Foi um dia estafante. A agenda sem um único
espaço livre; os doentes mais doentes do que o habitual. “É a crise com
certeza”, pensou…” "as pessoas estão a ficar mais malucas, desatinadas, sem saber
para onde vão, é terrível a desesperança” e “este país é mínimo, um pobre
rectângulo, com o mar de um lado e a Espanha do outro. Estou cansado, farto.”

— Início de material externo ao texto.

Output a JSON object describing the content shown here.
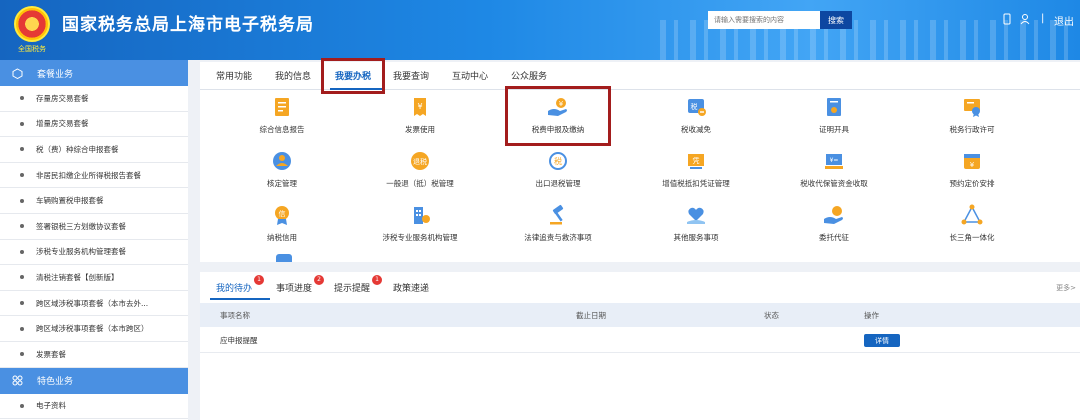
{
  "header": {
    "title": "国家税务总局上海市电子税务局",
    "emblem_text": "全国税务",
    "search_placeholder": "请输入需要搜索的内容",
    "search_button": "搜索",
    "separator": "|",
    "logout": "退出",
    "icons": [
      "phone-icon",
      "user-icon"
    ]
  },
  "sidebar": {
    "section1": "套餐业务",
    "items": [
      "存量房交易套餐",
      "增量房交易套餐",
      "税（费）种综合申报套餐",
      "非居民扣缴企业所得税报告套餐",
      "车辆购置税申报套餐",
      "签署银税三方划缴协议套餐",
      "涉税专业服务机构管理套餐",
      "清税注销套餐【创新版】",
      "跨区域涉税事项套餐（本市去外...",
      "跨区域涉税事项套餐（本市跨区）",
      "发票套餐"
    ],
    "section2": "特色业务",
    "items2": [
      "电子资料"
    ]
  },
  "tabs": [
    "常用功能",
    "我的信息",
    "我要办税",
    "我要查询",
    "互动中心",
    "公众服务"
  ],
  "active_tab": "我要办税",
  "grid": [
    {
      "label": "综合信息报告",
      "icon": "document-icon",
      "color": "#f5a623"
    },
    {
      "label": "发票使用",
      "icon": "invoice-icon",
      "color": "#f5a623"
    },
    {
      "label": "税费申报及缴纳",
      "icon": "hand-coin-icon",
      "color": "#4a90e2"
    },
    {
      "label": "税收减免",
      "icon": "tax-reduction-icon",
      "color": "#4a90e2"
    },
    {
      "label": "证明开具",
      "icon": "certificate-icon",
      "color": "#4a90e2"
    },
    {
      "label": "税务行政许可",
      "icon": "permit-icon",
      "color": "#f5a623"
    },
    {
      "label": "核定管理",
      "icon": "verify-icon",
      "color": "#f5a623"
    },
    {
      "label": "一般退（抵）税管理",
      "icon": "refund-icon",
      "color": "#f5a623"
    },
    {
      "label": "出口退税管理",
      "icon": "export-refund-icon",
      "color": "#4a90e2"
    },
    {
      "label": "增值税抵扣凭证管理",
      "icon": "voucher-icon",
      "color": "#f5a623"
    },
    {
      "label": "税收代保管资金收取",
      "icon": "custody-icon",
      "color": "#4a90e2"
    },
    {
      "label": "预约定价安排",
      "icon": "calendar-icon",
      "color": "#f5a623"
    },
    {
      "label": "纳税信用",
      "icon": "credit-icon",
      "color": "#f5a623"
    },
    {
      "label": "涉税专业服务机构管理",
      "icon": "building-icon",
      "color": "#4a90e2"
    },
    {
      "label": "法律追责与救济事项",
      "icon": "gavel-icon",
      "color": "#4a90e2"
    },
    {
      "label": "其他服务事项",
      "icon": "heart-hand-icon",
      "color": "#4a90e2"
    },
    {
      "label": "委托代征",
      "icon": "entrust-icon",
      "color": "#4a90e2"
    },
    {
      "label": "长三角一体化",
      "icon": "triangle-network-icon",
      "color": "#4a90e2"
    }
  ],
  "todo": {
    "tabs": [
      {
        "label": "我的待办",
        "badge": "1"
      },
      {
        "label": "事项进度",
        "badge": "2"
      },
      {
        "label": "提示提醒",
        "badge": "1"
      },
      {
        "label": "政策速递",
        "badge": ""
      }
    ],
    "more": "更多>",
    "columns": [
      "事项名称",
      "截止日期",
      "状态",
      "操作"
    ],
    "rows": [
      {
        "name": "应申报提醒",
        "deadline": "",
        "status": "",
        "action": "详情"
      }
    ]
  }
}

Caminha a passos largos pela avenida. O ar
está frio, mas o céu limpo sem uma nuvem. Respira fundo, dentro de pouco tempo
estará em casa. Apressa-se, precisa do seu refúgio, do sofá de pele, da música
baixa, do whisky sempre da mesma marca.
Abre a porta do apartamento, o cão não vem ao seu
encontro, chama-o “Pepsi, Pepsi”, mas não há Pepsi, sente um sobressalto, “alguma
coisa aconteceu” pensa. Olha em frente, a porta do escritório está entreaberta,
empurra-a com força e pára estupefacto. Vazio, completamente vazio, nada, não
há nada, só um envelope branco no chão. Abre-o com medo, reconhece de imediato
a letra…e lê.
“Julgavas então que estava tudo acabado. Que cada
um ia para seu lado, muito bem-educados e resignados. Não me conhecias e assim
descobres com surpresa, penso, a mulher que tinhas a teu lado.
Levei tudo e a esta hora estará tudo queimado.
Desapareceram as tuas memórias, as tuas fotografias, os teus discos, os teus
livros. Desapareceste tu. Por mim estou aliviada. Queimei-te também”.